Citing his 12 years of experience on the Democratic State Central Committee and involvement in such activities as a member of the School Improvement Team at Samuel Coleridge Taylor Elementary School, he says in an interview, "I tell people I am my own person but I stand on a strong foundation."

"I'm for real with this," he adds. "This is not an ego thing."

Mr. Mitchell is not the only challenger in the center-city district. In all, there are 10 candidates for the House seats, including the three incumbents.

That is the second-largest number of House candidates in any of the city's eight districts, behind only the 40th.

The reason for the crowded field, political observers agree, is redistricting.

What politicians are calling the "new" 44th is actually about 75 percent of what for the last decade was the 39th. (The 39th no longer exists in the city). Gone is most of low-income Nehemiah Housing project; added is part of upscale Bolton Hill. The district is more than 80 percent black; it encompasses the Inner Harbor and Belvedere areas as well as the Edgar Allan Poe Homes and impoverished areas around Bon Secours Hospital.
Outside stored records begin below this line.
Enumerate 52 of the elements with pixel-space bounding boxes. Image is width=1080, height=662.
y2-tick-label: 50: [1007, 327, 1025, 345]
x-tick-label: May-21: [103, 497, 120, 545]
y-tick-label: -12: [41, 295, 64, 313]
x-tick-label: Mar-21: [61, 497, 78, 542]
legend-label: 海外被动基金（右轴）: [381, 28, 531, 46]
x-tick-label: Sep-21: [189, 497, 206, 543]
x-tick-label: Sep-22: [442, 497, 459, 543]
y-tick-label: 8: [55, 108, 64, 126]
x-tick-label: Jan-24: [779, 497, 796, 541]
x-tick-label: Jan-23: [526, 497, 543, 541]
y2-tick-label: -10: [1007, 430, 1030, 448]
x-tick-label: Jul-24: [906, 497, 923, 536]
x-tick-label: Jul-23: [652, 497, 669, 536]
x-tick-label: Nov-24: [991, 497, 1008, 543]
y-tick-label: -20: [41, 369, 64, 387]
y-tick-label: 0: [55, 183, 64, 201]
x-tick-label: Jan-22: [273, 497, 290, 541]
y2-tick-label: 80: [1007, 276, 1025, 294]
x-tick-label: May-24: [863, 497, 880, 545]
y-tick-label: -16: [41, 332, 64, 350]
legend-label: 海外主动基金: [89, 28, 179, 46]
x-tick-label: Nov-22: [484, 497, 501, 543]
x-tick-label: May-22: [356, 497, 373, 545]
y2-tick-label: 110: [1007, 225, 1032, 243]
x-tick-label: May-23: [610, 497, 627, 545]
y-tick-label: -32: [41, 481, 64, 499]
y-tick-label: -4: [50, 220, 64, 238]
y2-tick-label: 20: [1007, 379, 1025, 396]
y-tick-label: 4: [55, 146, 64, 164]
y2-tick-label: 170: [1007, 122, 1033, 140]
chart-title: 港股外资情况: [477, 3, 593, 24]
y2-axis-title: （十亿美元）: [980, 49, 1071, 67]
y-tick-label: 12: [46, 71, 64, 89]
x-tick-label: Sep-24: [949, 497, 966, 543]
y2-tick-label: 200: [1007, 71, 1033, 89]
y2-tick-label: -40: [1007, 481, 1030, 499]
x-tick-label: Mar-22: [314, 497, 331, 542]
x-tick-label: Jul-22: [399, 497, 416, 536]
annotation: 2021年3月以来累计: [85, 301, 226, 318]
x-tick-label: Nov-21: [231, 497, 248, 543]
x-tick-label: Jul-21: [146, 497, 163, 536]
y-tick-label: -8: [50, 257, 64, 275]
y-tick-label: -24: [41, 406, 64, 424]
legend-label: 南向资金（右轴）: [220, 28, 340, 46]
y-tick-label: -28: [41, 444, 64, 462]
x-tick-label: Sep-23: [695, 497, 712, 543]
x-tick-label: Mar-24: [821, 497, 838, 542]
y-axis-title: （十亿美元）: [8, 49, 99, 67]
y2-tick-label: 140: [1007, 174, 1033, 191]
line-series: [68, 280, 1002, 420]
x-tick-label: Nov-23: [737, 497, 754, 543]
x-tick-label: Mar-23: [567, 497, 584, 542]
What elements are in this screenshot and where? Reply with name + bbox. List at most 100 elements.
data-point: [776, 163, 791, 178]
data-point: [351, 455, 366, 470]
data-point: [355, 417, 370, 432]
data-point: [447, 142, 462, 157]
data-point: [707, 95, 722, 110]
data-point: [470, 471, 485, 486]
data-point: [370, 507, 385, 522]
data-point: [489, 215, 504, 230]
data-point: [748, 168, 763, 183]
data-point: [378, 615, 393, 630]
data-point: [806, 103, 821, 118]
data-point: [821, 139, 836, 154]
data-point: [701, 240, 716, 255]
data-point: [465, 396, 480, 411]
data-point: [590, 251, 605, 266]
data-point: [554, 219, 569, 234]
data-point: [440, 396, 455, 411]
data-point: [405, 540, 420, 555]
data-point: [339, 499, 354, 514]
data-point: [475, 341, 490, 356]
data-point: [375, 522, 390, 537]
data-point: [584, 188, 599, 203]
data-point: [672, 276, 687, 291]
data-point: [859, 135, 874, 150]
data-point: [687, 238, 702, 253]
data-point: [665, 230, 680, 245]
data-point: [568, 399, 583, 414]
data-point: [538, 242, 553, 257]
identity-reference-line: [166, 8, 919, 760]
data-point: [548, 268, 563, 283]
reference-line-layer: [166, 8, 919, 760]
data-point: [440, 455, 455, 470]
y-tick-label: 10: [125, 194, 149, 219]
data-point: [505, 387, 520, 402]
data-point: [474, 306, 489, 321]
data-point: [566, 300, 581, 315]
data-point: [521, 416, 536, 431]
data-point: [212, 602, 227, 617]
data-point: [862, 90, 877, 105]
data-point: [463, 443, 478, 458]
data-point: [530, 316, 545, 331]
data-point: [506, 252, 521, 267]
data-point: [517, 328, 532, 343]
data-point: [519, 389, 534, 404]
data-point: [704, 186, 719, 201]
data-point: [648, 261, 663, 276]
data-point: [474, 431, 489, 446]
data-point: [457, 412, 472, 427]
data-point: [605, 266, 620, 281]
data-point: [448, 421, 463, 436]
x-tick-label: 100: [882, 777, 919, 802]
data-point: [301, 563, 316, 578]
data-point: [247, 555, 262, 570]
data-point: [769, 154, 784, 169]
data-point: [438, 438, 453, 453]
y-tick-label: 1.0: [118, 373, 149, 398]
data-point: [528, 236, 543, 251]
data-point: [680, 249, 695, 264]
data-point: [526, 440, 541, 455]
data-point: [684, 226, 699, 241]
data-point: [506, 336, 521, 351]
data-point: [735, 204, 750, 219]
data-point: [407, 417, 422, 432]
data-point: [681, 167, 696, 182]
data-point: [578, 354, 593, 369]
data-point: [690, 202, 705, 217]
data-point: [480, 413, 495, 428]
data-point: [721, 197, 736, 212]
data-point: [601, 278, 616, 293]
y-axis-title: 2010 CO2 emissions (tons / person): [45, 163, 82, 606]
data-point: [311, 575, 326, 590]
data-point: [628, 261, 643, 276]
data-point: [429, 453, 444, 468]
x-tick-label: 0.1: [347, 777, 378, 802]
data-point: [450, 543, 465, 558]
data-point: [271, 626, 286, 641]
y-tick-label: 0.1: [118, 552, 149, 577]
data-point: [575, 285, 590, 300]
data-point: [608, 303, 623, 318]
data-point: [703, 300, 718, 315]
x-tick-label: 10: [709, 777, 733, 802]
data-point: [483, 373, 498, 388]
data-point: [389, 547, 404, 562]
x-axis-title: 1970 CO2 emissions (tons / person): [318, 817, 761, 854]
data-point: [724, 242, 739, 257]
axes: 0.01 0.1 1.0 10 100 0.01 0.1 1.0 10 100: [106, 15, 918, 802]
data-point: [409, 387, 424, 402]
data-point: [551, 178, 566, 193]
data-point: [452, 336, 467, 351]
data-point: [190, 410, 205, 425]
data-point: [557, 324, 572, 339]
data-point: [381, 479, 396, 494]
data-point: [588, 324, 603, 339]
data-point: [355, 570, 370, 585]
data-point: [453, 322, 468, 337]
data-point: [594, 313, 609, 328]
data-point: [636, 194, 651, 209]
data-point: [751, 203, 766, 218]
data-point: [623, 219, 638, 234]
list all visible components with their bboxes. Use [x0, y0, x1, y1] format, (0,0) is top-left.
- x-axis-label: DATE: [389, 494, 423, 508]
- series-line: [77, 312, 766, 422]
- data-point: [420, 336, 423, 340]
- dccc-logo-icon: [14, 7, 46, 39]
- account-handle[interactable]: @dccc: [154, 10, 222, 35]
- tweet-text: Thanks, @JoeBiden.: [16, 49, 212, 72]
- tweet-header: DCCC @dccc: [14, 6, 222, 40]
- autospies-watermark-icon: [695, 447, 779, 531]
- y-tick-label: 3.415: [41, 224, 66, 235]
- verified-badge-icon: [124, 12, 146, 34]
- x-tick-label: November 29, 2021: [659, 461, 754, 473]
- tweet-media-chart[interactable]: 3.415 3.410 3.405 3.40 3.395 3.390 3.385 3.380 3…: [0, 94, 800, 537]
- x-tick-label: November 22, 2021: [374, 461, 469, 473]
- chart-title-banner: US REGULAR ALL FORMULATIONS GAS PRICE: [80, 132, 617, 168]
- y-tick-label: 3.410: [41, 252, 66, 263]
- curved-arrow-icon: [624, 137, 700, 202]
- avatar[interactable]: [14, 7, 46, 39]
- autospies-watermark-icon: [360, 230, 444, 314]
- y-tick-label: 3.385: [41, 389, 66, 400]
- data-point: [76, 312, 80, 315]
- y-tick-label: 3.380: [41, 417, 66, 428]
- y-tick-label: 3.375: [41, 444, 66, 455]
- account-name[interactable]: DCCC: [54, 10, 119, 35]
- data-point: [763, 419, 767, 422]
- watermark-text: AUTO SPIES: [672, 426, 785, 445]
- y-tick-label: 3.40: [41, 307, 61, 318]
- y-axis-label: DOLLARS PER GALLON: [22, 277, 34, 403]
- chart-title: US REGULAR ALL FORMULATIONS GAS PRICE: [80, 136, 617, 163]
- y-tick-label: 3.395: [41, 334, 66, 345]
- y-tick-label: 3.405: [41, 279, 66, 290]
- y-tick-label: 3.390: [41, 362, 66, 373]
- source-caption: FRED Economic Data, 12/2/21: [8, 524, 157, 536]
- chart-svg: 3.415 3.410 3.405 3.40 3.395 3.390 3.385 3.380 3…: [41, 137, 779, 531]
Besides Mr. Mitchell, the challengers drawing the most attention are John E. Hannay, an administrator with the Maryland Department of Health and Mental Hygiene, and Verna Jones, a housing activist. Each is making a first run for elective office -- and each is critical of the visibility and performance of the incumbents.

"When I go door-to-door, I find a lot of people don't even know who the delegates are," says Mr. Hannay, 39, who has been active in a number of civil rights issues, including gay rights.

Ms. Jones, 38, says she doesn't believe the incumbents have been as effective as they could be in "garnering resources" and adds, "This is a new day. It's time for new energy and new ideas."

Mr. Mitchell refuses to criticize the incumbents but sounds much the same theme.

Conceding that he's "not really sure" if he differs from them on any issues, he says, '"My knock is not against them for being inadequate. It's not what they haven't done. It's we need a new vision, a new energy."